Consumers don’t understand the ‘dizzying array’ of recycling symbols on their products

Plastic Garbage

Consumers are increasingly keen to recycle plastics and other materials wherever possible, but are often confused by the array of symbols that appear on the packaging of everyday items. A recent survey carried out by Which?, the UK consumer group, found that almost half of the people surveyed believed that items that had the green dot symbol on them were suitable for plastic recycling. This symbol is two arrows intertwined in a circle and actually means that the producer of the goods belongs to a scheme supporting recycling systems and packaging that is recyclable.

The Möbius Loop symbol is the most likely to be recognised by consumers. This consists of three arrows looped in a triangle and does mean that the item is suitable for plastic recycling. The Which? Survey questioned 2,155 members of the public and 73 percent of these knew that the Mobius Loop indicated that an item could be recycled. However, even packaging materials with this symbol cannot, necessarily, be recycled in all local authority areas or be accepted by all recycling collectors.

Although there is generally greater awareness of the problems caused by single use plastics, a mere 32 percent of the people surveyed understood what was meant by the Mobius Loop. The number found inside the arrows indicates the resin code of the specific type of plastic in use in the item.

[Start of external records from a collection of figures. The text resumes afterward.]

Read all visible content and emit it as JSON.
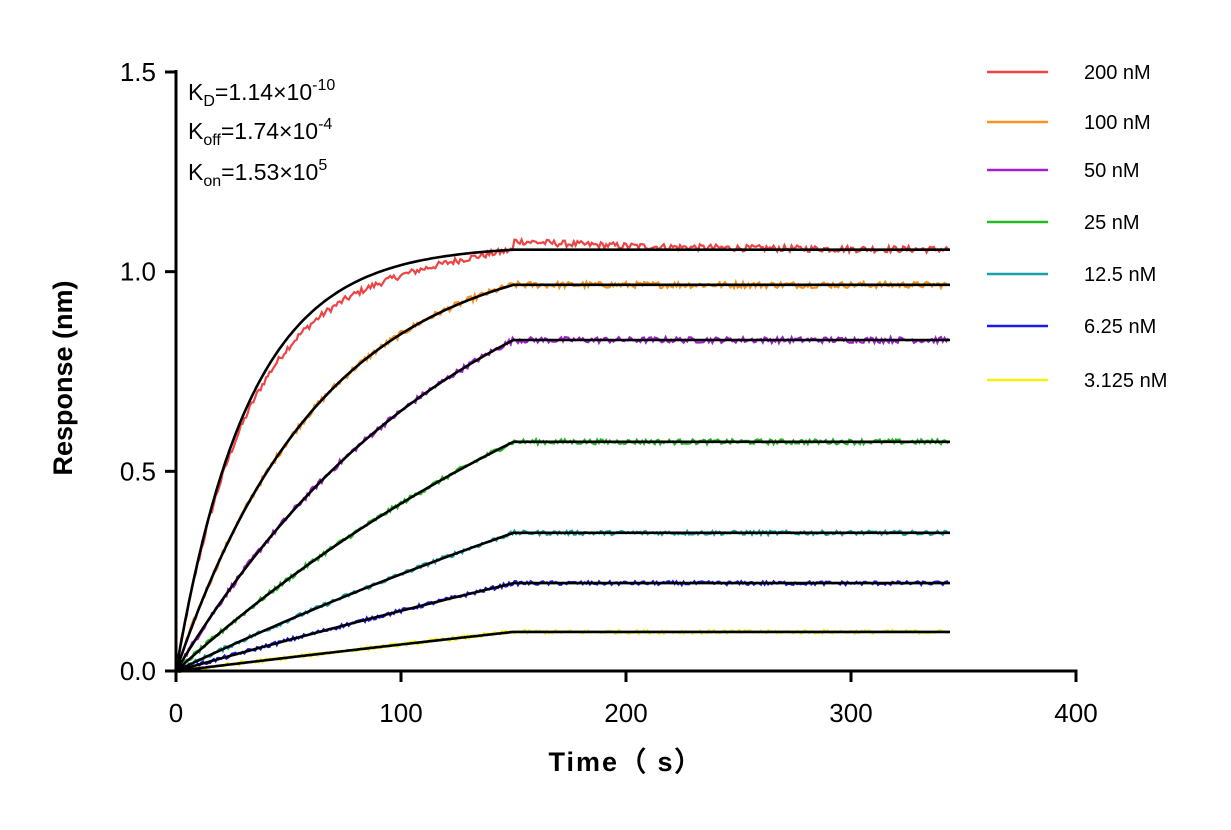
{
  "chart_data": {
    "type": "line",
    "title": "",
    "xlabel": "Time（ s）",
    "ylabel": "Response (nm)",
    "xlim": [
      0,
      400
    ],
    "ylim": [
      0,
      1.5
    ],
    "xticks": [
      "0",
      "100",
      "200",
      "300",
      "400"
    ],
    "yticks": [
      "0.0",
      "0.5",
      "1.0",
      "1.5"
    ],
    "grid": false,
    "legend_position": "top-right",
    "association_end_s": 150,
    "dissociation_end_s": 344,
    "annotations": {
      "kd": {
        "base": "K",
        "sub": "D",
        "value": "=1.14×10",
        "exp": "-10"
      },
      "koff": {
        "base": "K",
        "sub": "off",
        "value": "=1.74×10",
        "exp": "-4"
      },
      "kon": {
        "base": "K",
        "sub": "on",
        "value": "=1.53×10",
        "exp": "5"
      }
    },
    "fit_color": "#000000",
    "sample_times": [
      0,
      25,
      50,
      75,
      100,
      125,
      150,
      200,
      250,
      300,
      344
    ],
    "series": [
      {
        "name": "200 nM",
        "color": "#ee4444",
        "kobs": 0.03077,
        "plateau": 1.055,
        "values": [
          0,
          0.572,
          0.836,
          0.96,
          1.017,
          1.043,
          1.055,
          1.055,
          1.055,
          1.055,
          1.055
        ]
      },
      {
        "name": "100 nM",
        "color": "#f7931e",
        "kobs": 0.01547,
        "plateau": 0.967,
        "values": [
          0,
          0.344,
          0.578,
          0.736,
          0.844,
          0.917,
          0.967,
          0.967,
          0.967,
          0.967,
          0.967
        ]
      },
      {
        "name": "50 nM",
        "color": "#a020d0",
        "kobs": 0.00782,
        "plateau": 0.829,
        "values": [
          0,
          0.213,
          0.388,
          0.533,
          0.651,
          0.749,
          0.829,
          0.829,
          0.829,
          0.829,
          0.829
        ]
      },
      {
        "name": "25 nM",
        "color": "#22bb22",
        "kobs": 0.004,
        "plateau": 0.574,
        "values": [
          0,
          0.121,
          0.231,
          0.33,
          0.419,
          0.501,
          0.574,
          0.574,
          0.574,
          0.574,
          0.574
        ]
      },
      {
        "name": "12.5 nM",
        "color": "#1a9fa8",
        "kobs": 0.00209,
        "plateau": 0.346,
        "values": [
          0,
          0.065,
          0.128,
          0.186,
          0.243,
          0.296,
          0.346,
          0.346,
          0.346,
          0.346,
          0.346
        ]
      },
      {
        "name": "6.25 nM",
        "color": "#1a1aee",
        "kobs": 0.00113,
        "plateau": 0.22,
        "values": [
          0,
          0.039,
          0.077,
          0.115,
          0.151,
          0.186,
          0.22,
          0.22,
          0.22,
          0.22,
          0.22
        ]
      },
      {
        "name": "3.125 nM",
        "color": "#f2f20a",
        "kobs": 0.00065,
        "plateau": 0.098,
        "values": [
          0,
          0.017,
          0.033,
          0.049,
          0.066,
          0.082,
          0.098,
          0.098,
          0.098,
          0.098,
          0.098
        ]
      }
    ]
  }
}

The symbol frequently called the green arrow symbol often consists of a white curved arrow on a green background. The tip of the arrow is shaped like a heart. This symbol indicates that the packaging can be recycled by 75 percent or more of local authorities. 59 percent of the consumers questioned understood this symbol, which sometimes appears with specific instructions such as “rinse” or “flatten, cap on”. However, the black version of the symbol which shows that the item is not recycled by all local authorities and that the consumer should check local rules, was only understood by 38 percent of the people asked. The black version of the arrow with a line crossing through it means that fewer than 20 percent of local authorities recycle the packaging material, and only 6 percent of consumers understood this.

However willing people are to recycle, it can only be done effectively if they know what and how to send for recycling. According to Which?, there are considerable variations in the amount of waste recycled in different areas of the UK and the overall rate dipped in 2015 in Northern Ireland and England. Because an average of 407kg of waste, equating to almost five times the average weight of a man, is thrown away for every person each year, it is really important that recycling symbols are better understood by consumers.

This is why Which? is encouraging the UK government to implement compulsory “clear and simple” recycling labelling on all plastic packaging. Nicki Stopford, the group’s director of research and publishing, said that people want to reduce waste going to landfill, but are frequently baffled by the confusing symbols and labelling.